The IBM Text to Speech service provides an Application Programming Interface (API) that uses IBM's speech-synthesis capabilities to convert written text to natural-sounding speech. The service streams the results back to the client with minimal delay. It converts written text into natural sounding audio in a variety of languages and voices. You can customize and control the pronunciation of specific words to deliver a seamless voice interaction that caters to your audience.
The service offers the following features:
- HTTP and WebSocket interfaces: Supports speech synthesis via both HTTP REST and WebSocket interfaces. Both interfaces enable the use of SSML for all supported languages. The WebSocket interface also supports the SSML element as well as optional word timing information for all words of the input text to synchronize the audio and input, for example, for use with robots.

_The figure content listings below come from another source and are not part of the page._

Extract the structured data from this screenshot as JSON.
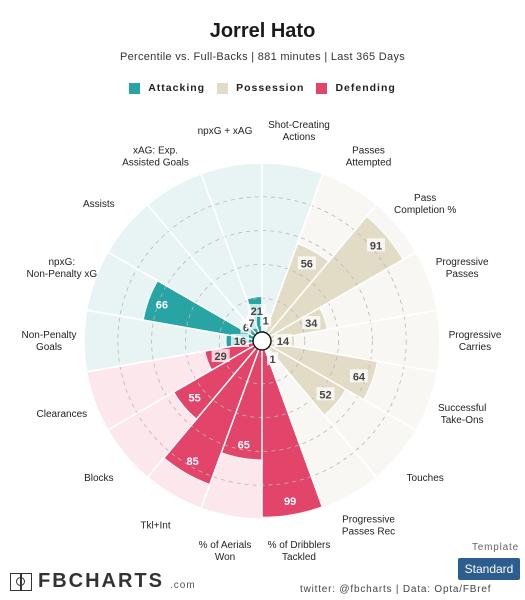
{
  "header": {
    "title": "Jorrel Hato",
    "subtitle": "Percentile vs. Full-Backs | 881 minutes | Last 365 Days"
  },
  "legend": [
    {
      "label": "Attacking",
      "color": "#28a4a4"
    },
    {
      "label": "Possession",
      "color": "#e2dcc6"
    },
    {
      "label": "Defending",
      "color": "#e2446a"
    }
  ],
  "colors": {
    "attacking_fill": "#28a4a4",
    "attacking_bg": "#e8f4f4",
    "possession_fill": "#e2dcc6",
    "possession_bg": "#f8f7f3",
    "defending_fill": "#e2446a",
    "defending_bg": "#fce7ec"
  },
  "chart_data": {
    "type": "polar-bar",
    "max": 100,
    "rings": [
      20,
      40,
      60,
      80
    ],
    "categories": [
      {
        "label": "Shot-Creating Actions",
        "group": "Attacking",
        "value": 1
      },
      {
        "label": "Passes Attempted",
        "group": "Possession",
        "value": 56
      },
      {
        "label": "Pass Completion %",
        "group": "Possession",
        "value": 91
      },
      {
        "label": "Progressive Passes",
        "group": "Possession",
        "value": 34
      },
      {
        "label": "Progressive Carries",
        "group": "Possession",
        "value": 14
      },
      {
        "label": "Successful Take-Ons",
        "group": "Possession",
        "value": 64
      },
      {
        "label": "Touches",
        "group": "Possession",
        "value": 52
      },
      {
        "label": "Progressive Passes Rec",
        "group": "Possession",
        "value": 1
      },
      {
        "label": "% of Dribblers Tackled",
        "group": "Defending",
        "value": 99
      },
      {
        "label": "% of Aerials Won",
        "group": "Defending",
        "value": 65
      },
      {
        "label": "Tkl+Int",
        "group": "Defending",
        "value": 85
      },
      {
        "label": "Blocks",
        "group": "Defending",
        "value": 55
      },
      {
        "label": "Clearances",
        "group": "Defending",
        "value": 29
      },
      {
        "label": "Non-Penalty Goals",
        "group": "Attacking",
        "value": 16
      },
      {
        "label": "npxG: Non-Penalty xG",
        "group": "Attacking",
        "value": 66
      },
      {
        "label": "Assists",
        "group": "Attacking",
        "value": 6
      },
      {
        "label": "xAG: Exp. Assisted Goals",
        "group": "Attacking",
        "value": 7
      },
      {
        "label": "npxG + xAG",
        "group": "Attacking",
        "value": 21
      }
    ]
  },
  "footer": {
    "logo": "FBCHARTS",
    "logo_domain": ".com",
    "template_label": "Template",
    "template_value": "Standard",
    "credits": "twitter: @fbcharts | Data: Opta/FBref"
  }
}
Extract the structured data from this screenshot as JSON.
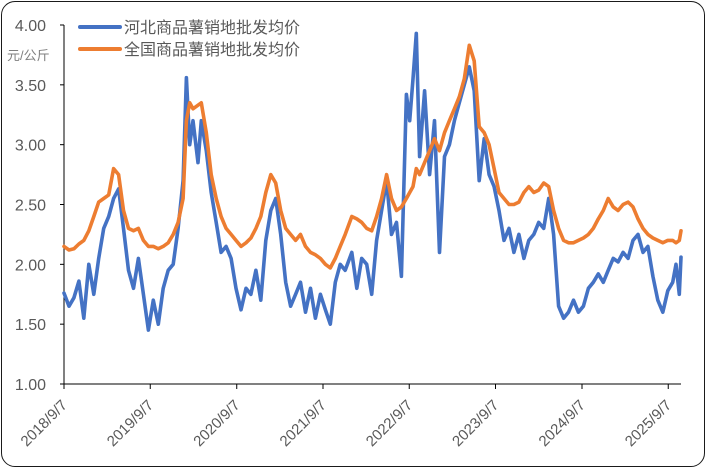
{
  "chart_data": {
    "type": "line",
    "title": "",
    "ylabel": "元/公斤",
    "xlabel": "",
    "ylim": [
      1.0,
      4.0
    ],
    "yticks": [
      "1.00",
      "1.50",
      "2.00",
      "2.50",
      "3.00",
      "3.50",
      "4.00"
    ],
    "xticks": [
      "2018/9/7",
      "2019/9/7",
      "2020/9/7",
      "2021/9/7",
      "2022/9/7",
      "2023/9/7",
      "2024/9/7",
      "2025/9/7"
    ],
    "xlim": [
      "2018/9/7",
      "2025/10/31"
    ],
    "grid": false,
    "legend_position": "top-left",
    "series": [
      {
        "name": "河北商品薯销地批发均价",
        "color": "#4472C4",
        "points": [
          [
            "2018/9/7",
            1.76
          ],
          [
            "2018/9/28",
            1.65
          ],
          [
            "2018/10/19",
            1.72
          ],
          [
            "2018/11/9",
            1.86
          ],
          [
            "2018/11/30",
            1.55
          ],
          [
            "2018/12/21",
            2.0
          ],
          [
            "2019/1/11",
            1.75
          ],
          [
            "2019/2/1",
            2.05
          ],
          [
            "2019/2/22",
            2.3
          ],
          [
            "2019/3/15",
            2.4
          ],
          [
            "2019/4/5",
            2.55
          ],
          [
            "2019/4/26",
            2.63
          ],
          [
            "2019/5/17",
            2.3
          ],
          [
            "2019/6/7",
            1.95
          ],
          [
            "2019/6/28",
            1.8
          ],
          [
            "2019/7/19",
            2.05
          ],
          [
            "2019/8/9",
            1.75
          ],
          [
            "2019/8/30",
            1.45
          ],
          [
            "2019/9/20",
            1.7
          ],
          [
            "2019/10/11",
            1.5
          ],
          [
            "2019/11/1",
            1.8
          ],
          [
            "2019/11/22",
            1.95
          ],
          [
            "2019/12/13",
            2.0
          ],
          [
            "2020/1/3",
            2.3
          ],
          [
            "2020/1/24",
            2.7
          ],
          [
            "2020/2/7",
            3.56
          ],
          [
            "2020/2/21",
            3.0
          ],
          [
            "2020/3/6",
            3.2
          ],
          [
            "2020/3/27",
            2.85
          ],
          [
            "2020/4/10",
            3.2
          ],
          [
            "2020/5/1",
            2.95
          ],
          [
            "2020/5/22",
            2.6
          ],
          [
            "2020/6/12",
            2.35
          ],
          [
            "2020/7/3",
            2.1
          ],
          [
            "2020/7/24",
            2.15
          ],
          [
            "2020/8/14",
            2.05
          ],
          [
            "2020/9/4",
            1.8
          ],
          [
            "2020/9/25",
            1.62
          ],
          [
            "2020/10/16",
            1.8
          ],
          [
            "2020/11/6",
            1.75
          ],
          [
            "2020/11/27",
            1.95
          ],
          [
            "2020/12/18",
            1.7
          ],
          [
            "2021/1/8",
            2.2
          ],
          [
            "2021/1/29",
            2.45
          ],
          [
            "2021/2/19",
            2.55
          ],
          [
            "2021/3/12",
            2.25
          ],
          [
            "2021/4/2",
            1.85
          ],
          [
            "2021/4/23",
            1.65
          ],
          [
            "2021/5/14",
            1.75
          ],
          [
            "2021/6/4",
            1.85
          ],
          [
            "2021/6/25",
            1.6
          ],
          [
            "2021/7/16",
            1.8
          ],
          [
            "2021/8/6",
            1.55
          ],
          [
            "2021/8/27",
            1.75
          ],
          [
            "2021/9/17",
            1.62
          ],
          [
            "2021/10/8",
            1.5
          ],
          [
            "2021/10/29",
            1.85
          ],
          [
            "2021/11/19",
            2.0
          ],
          [
            "2021/12/10",
            1.95
          ],
          [
            "2022/1/7",
            2.1
          ],
          [
            "2022/1/28",
            1.8
          ],
          [
            "2022/2/18",
            2.05
          ],
          [
            "2022/3/11",
            2.0
          ],
          [
            "2022/4/1",
            1.75
          ],
          [
            "2022/4/22",
            2.2
          ],
          [
            "2022/5/13",
            2.45
          ],
          [
            "2022/6/3",
            2.7
          ],
          [
            "2022/6/24",
            2.25
          ],
          [
            "2022/7/15",
            2.35
          ],
          [
            "2022/8/5",
            1.9
          ],
          [
            "2022/8/26",
            3.42
          ],
          [
            "2022/9/9",
            3.2
          ],
          [
            "2022/9/23",
            3.55
          ],
          [
            "2022/10/7",
            3.93
          ],
          [
            "2022/10/21",
            2.9
          ],
          [
            "2022/11/11",
            3.45
          ],
          [
            "2022/12/2",
            2.75
          ],
          [
            "2022/12/23",
            3.2
          ],
          [
            "2023/1/13",
            2.1
          ],
          [
            "2023/2/3",
            2.9
          ],
          [
            "2023/2/24",
            3.0
          ],
          [
            "2023/3/17",
            3.2
          ],
          [
            "2023/4/7",
            3.35
          ],
          [
            "2023/4/28",
            3.5
          ],
          [
            "2023/5/19",
            3.65
          ],
          [
            "2023/6/9",
            3.45
          ],
          [
            "2023/6/30",
            2.7
          ],
          [
            "2023/7/21",
            3.05
          ],
          [
            "2023/8/11",
            2.75
          ],
          [
            "2023/9/1",
            2.65
          ],
          [
            "2023/9/22",
            2.45
          ],
          [
            "2023/10/13",
            2.2
          ],
          [
            "2023/11/3",
            2.3
          ],
          [
            "2023/11/24",
            2.1
          ],
          [
            "2023/12/15",
            2.25
          ],
          [
            "2024/1/5",
            2.05
          ],
          [
            "2024/1/26",
            2.2
          ],
          [
            "2024/2/16",
            2.25
          ],
          [
            "2024/3/8",
            2.35
          ],
          [
            "2024/3/29",
            2.3
          ],
          [
            "2024/4/19",
            2.55
          ],
          [
            "2024/5/10",
            2.25
          ],
          [
            "2024/5/31",
            1.65
          ],
          [
            "2024/6/21",
            1.55
          ],
          [
            "2024/7/12",
            1.6
          ],
          [
            "2024/8/2",
            1.7
          ],
          [
            "2024/8/23",
            1.6
          ],
          [
            "2024/9/13",
            1.65
          ],
          [
            "2024/10/4",
            1.8
          ],
          [
            "2024/10/25",
            1.85
          ],
          [
            "2024/11/15",
            1.92
          ],
          [
            "2024/12/6",
            1.85
          ],
          [
            "2024/12/27",
            1.95
          ],
          [
            "2025/1/17",
            2.05
          ],
          [
            "2025/2/7",
            2.02
          ],
          [
            "2025/2/28",
            2.1
          ],
          [
            "2025/3/21",
            2.05
          ],
          [
            "2025/4/11",
            2.2
          ],
          [
            "2025/5/2",
            2.25
          ],
          [
            "2025/5/23",
            2.1
          ],
          [
            "2025/6/13",
            2.15
          ],
          [
            "2025/7/4",
            1.9
          ],
          [
            "2025/7/25",
            1.7
          ],
          [
            "2025/8/15",
            1.6
          ],
          [
            "2025/9/5",
            1.78
          ],
          [
            "2025/9/26",
            1.85
          ],
          [
            "2025/10/10",
            2.0
          ],
          [
            "2025/10/24",
            1.75
          ],
          [
            "2025/10/31",
            2.06
          ]
        ]
      },
      {
        "name": "全国商品薯销地批发均价",
        "color": "#ED7D31",
        "points": [
          [
            "2018/9/7",
            2.15
          ],
          [
            "2018/9/28",
            2.12
          ],
          [
            "2018/10/19",
            2.13
          ],
          [
            "2018/11/9",
            2.17
          ],
          [
            "2018/11/30",
            2.2
          ],
          [
            "2018/12/21",
            2.28
          ],
          [
            "2019/1/11",
            2.4
          ],
          [
            "2019/2/1",
            2.52
          ],
          [
            "2019/2/22",
            2.55
          ],
          [
            "2019/3/15",
            2.58
          ],
          [
            "2019/4/5",
            2.8
          ],
          [
            "2019/4/26",
            2.75
          ],
          [
            "2019/5/17",
            2.45
          ],
          [
            "2019/6/7",
            2.3
          ],
          [
            "2019/6/28",
            2.28
          ],
          [
            "2019/7/19",
            2.3
          ],
          [
            "2019/8/9",
            2.2
          ],
          [
            "2019/8/30",
            2.15
          ],
          [
            "2019/9/20",
            2.15
          ],
          [
            "2019/10/11",
            2.13
          ],
          [
            "2019/11/1",
            2.15
          ],
          [
            "2019/11/22",
            2.18
          ],
          [
            "2019/12/13",
            2.25
          ],
          [
            "2020/1/3",
            2.35
          ],
          [
            "2020/1/24",
            2.55
          ],
          [
            "2020/2/7",
            3.2
          ],
          [
            "2020/2/21",
            3.35
          ],
          [
            "2020/3/6",
            3.3
          ],
          [
            "2020/3/27",
            3.33
          ],
          [
            "2020/4/10",
            3.35
          ],
          [
            "2020/5/1",
            3.1
          ],
          [
            "2020/5/22",
            2.75
          ],
          [
            "2020/6/12",
            2.55
          ],
          [
            "2020/7/3",
            2.4
          ],
          [
            "2020/7/24",
            2.3
          ],
          [
            "2020/8/14",
            2.25
          ],
          [
            "2020/9/4",
            2.2
          ],
          [
            "2020/9/25",
            2.15
          ],
          [
            "2020/10/16",
            2.18
          ],
          [
            "2020/11/6",
            2.22
          ],
          [
            "2020/11/27",
            2.3
          ],
          [
            "2020/12/18",
            2.4
          ],
          [
            "2021/1/8",
            2.6
          ],
          [
            "2021/1/29",
            2.75
          ],
          [
            "2021/2/19",
            2.68
          ],
          [
            "2021/3/12",
            2.45
          ],
          [
            "2021/4/2",
            2.3
          ],
          [
            "2021/4/23",
            2.25
          ],
          [
            "2021/5/14",
            2.2
          ],
          [
            "2021/6/4",
            2.25
          ],
          [
            "2021/6/25",
            2.15
          ],
          [
            "2021/7/16",
            2.1
          ],
          [
            "2021/8/6",
            2.08
          ],
          [
            "2021/8/27",
            2.05
          ],
          [
            "2021/9/17",
            2.0
          ],
          [
            "2021/10/8",
            1.97
          ],
          [
            "2021/10/29",
            2.05
          ],
          [
            "2021/11/19",
            2.15
          ],
          [
            "2021/12/10",
            2.25
          ],
          [
            "2022/1/7",
            2.4
          ],
          [
            "2022/1/28",
            2.38
          ],
          [
            "2022/2/18",
            2.35
          ],
          [
            "2022/3/11",
            2.3
          ],
          [
            "2022/4/1",
            2.28
          ],
          [
            "2022/4/22",
            2.4
          ],
          [
            "2022/5/13",
            2.55
          ],
          [
            "2022/6/3",
            2.75
          ],
          [
            "2022/6/24",
            2.55
          ],
          [
            "2022/7/15",
            2.45
          ],
          [
            "2022/8/5",
            2.48
          ],
          [
            "2022/8/26",
            2.55
          ],
          [
            "2022/9/9",
            2.6
          ],
          [
            "2022/9/23",
            2.65
          ],
          [
            "2022/10/7",
            2.8
          ],
          [
            "2022/10/21",
            2.75
          ],
          [
            "2022/11/11",
            2.85
          ],
          [
            "2022/12/2",
            2.95
          ],
          [
            "2022/12/23",
            3.05
          ],
          [
            "2023/1/13",
            2.95
          ],
          [
            "2023/2/3",
            3.1
          ],
          [
            "2023/2/24",
            3.2
          ],
          [
            "2023/3/17",
            3.3
          ],
          [
            "2023/4/7",
            3.4
          ],
          [
            "2023/4/28",
            3.55
          ],
          [
            "2023/5/19",
            3.83
          ],
          [
            "2023/6/9",
            3.7
          ],
          [
            "2023/6/30",
            3.15
          ],
          [
            "2023/7/21",
            3.1
          ],
          [
            "2023/8/11",
            3.0
          ],
          [
            "2023/9/1",
            2.8
          ],
          [
            "2023/9/22",
            2.6
          ],
          [
            "2023/10/13",
            2.55
          ],
          [
            "2023/11/3",
            2.5
          ],
          [
            "2023/11/24",
            2.5
          ],
          [
            "2023/12/15",
            2.52
          ],
          [
            "2024/1/5",
            2.6
          ],
          [
            "2024/1/26",
            2.65
          ],
          [
            "2024/2/16",
            2.6
          ],
          [
            "2024/3/8",
            2.62
          ],
          [
            "2024/3/29",
            2.68
          ],
          [
            "2024/4/19",
            2.65
          ],
          [
            "2024/5/10",
            2.45
          ],
          [
            "2024/5/31",
            2.3
          ],
          [
            "2024/6/21",
            2.2
          ],
          [
            "2024/7/12",
            2.18
          ],
          [
            "2024/8/2",
            2.18
          ],
          [
            "2024/8/23",
            2.2
          ],
          [
            "2024/9/13",
            2.22
          ],
          [
            "2024/10/4",
            2.25
          ],
          [
            "2024/10/25",
            2.3
          ],
          [
            "2024/11/15",
            2.38
          ],
          [
            "2024/12/6",
            2.45
          ],
          [
            "2024/12/27",
            2.55
          ],
          [
            "2025/1/17",
            2.48
          ],
          [
            "2025/2/7",
            2.45
          ],
          [
            "2025/2/28",
            2.5
          ],
          [
            "2025/3/21",
            2.52
          ],
          [
            "2025/4/11",
            2.48
          ],
          [
            "2025/5/2",
            2.38
          ],
          [
            "2025/5/23",
            2.3
          ],
          [
            "2025/6/13",
            2.25
          ],
          [
            "2025/7/4",
            2.22
          ],
          [
            "2025/7/25",
            2.2
          ],
          [
            "2025/8/15",
            2.18
          ],
          [
            "2025/9/5",
            2.2
          ],
          [
            "2025/9/26",
            2.2
          ],
          [
            "2025/10/10",
            2.18
          ],
          [
            "2025/10/24",
            2.2
          ],
          [
            "2025/10/31",
            2.28
          ]
        ]
      }
    ]
  }
}
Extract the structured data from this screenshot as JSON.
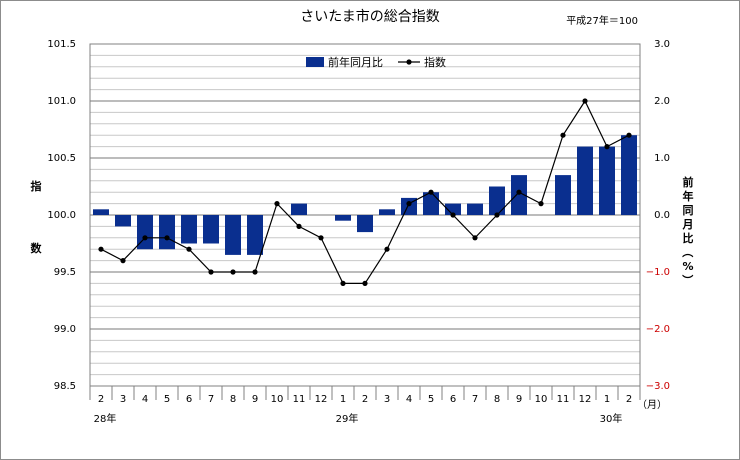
{
  "chart_data": {
    "type": "bar+line",
    "title": "さいたま市の総合指数",
    "base_note": "平成27年＝100",
    "categories": [
      "2",
      "3",
      "4",
      "5",
      "6",
      "7",
      "8",
      "9",
      "10",
      "11",
      "12",
      "1",
      "2",
      "3",
      "4",
      "5",
      "6",
      "7",
      "8",
      "9",
      "10",
      "11",
      "12",
      "1",
      "2"
    ],
    "year_labels": [
      {
        "label": "28年",
        "at_index": 0
      },
      {
        "label": "29年",
        "at_index": 11
      },
      {
        "label": "30年",
        "at_index": 23
      }
    ],
    "x_unit": "（月）",
    "ylabel_left": "指数",
    "ylabel_right": "前年同月比（%）",
    "left_axis": {
      "min": 98.5,
      "max": 101.5,
      "ticks": [
        "98.5",
        "99.0",
        "99.5",
        "100.0",
        "100.5",
        "101.0",
        "101.5"
      ]
    },
    "right_axis": {
      "min": -3.0,
      "max": 3.0,
      "ticks": [
        "−3.0",
        "−2.0",
        "−1.0",
        "0.0",
        "1.0",
        "2.0",
        "3.0"
      ]
    },
    "series": [
      {
        "name": "前年同月比",
        "kind": "bar",
        "axis": "left",
        "color": "#0a2f8f",
        "values": [
          100.05,
          99.9,
          99.7,
          99.7,
          99.75,
          99.75,
          99.65,
          99.65,
          null,
          100.1,
          null,
          99.95,
          99.85,
          100.05,
          100.15,
          100.2,
          100.1,
          100.1,
          100.25,
          100.35,
          null,
          100.35,
          100.6,
          100.6,
          100.7
        ]
      },
      {
        "name": "指数",
        "kind": "line",
        "axis": "right",
        "color": "#000000",
        "values": [
          -0.6,
          -0.8,
          -0.4,
          -0.4,
          -0.6,
          -1.0,
          -1.0,
          -1.0,
          0.2,
          -0.2,
          -0.4,
          -1.2,
          -1.2,
          -0.6,
          0.2,
          0.4,
          0.0,
          -0.4,
          0.0,
          0.4,
          0.2,
          1.4,
          2.0,
          1.2,
          1.4
        ]
      }
    ],
    "grid": true,
    "legend_position": "top-center"
  }
}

- Audio formats: Produces Ogg format with the Opus or Vorbis codec, Waveform Audio File Format (WAV), Free Lossless Audio Codec (FLAC), Web Media (WebM) format with the Opus or Vorbis codec, Linear 16-bit Pulse-Code Modulation (PCM), mu-law (u-law), or basic audio.
- Voices: Synthesizes text to audio in a variety of languages, including English, French, German, Italian, Japanese, Spanish, and Brazilian Portuguese. The service offers at least one male or female voice, sometimes both, for each language and different dialects, such as US and UK English and Castilian, Latin American, and North American Spanish. The audio uses appropriate cadence and intonation.
- SSML: Accepts plain text or text that is tagged with the Speech Synthesis Markup Language (SSML), an XML-based markup language that provides annotations of text for speech synthesis applications.
- Expressiveness: Augments SSML with an expressive element that lets you indicate a speaking style of GoodNews, Apology, or Uncertainty. Currently available only for the US English Allison voice.
- Voice transformation: Extends SSML by adding a voice transformation element that lets you expand the range of possible voices by controlling aspects such as pitch, rate, and timbre. The service also offers two built-in virtual voices, Young and Soft. Currently available only for US English voices.
- Customization: Provides a customization interface that lets you specify how it pronounces unusual words that occur in your input. You can define pronunciations with the International Phonetic Alphabet (IPA) or IBM Symbolic Phonetic Representation (SPR).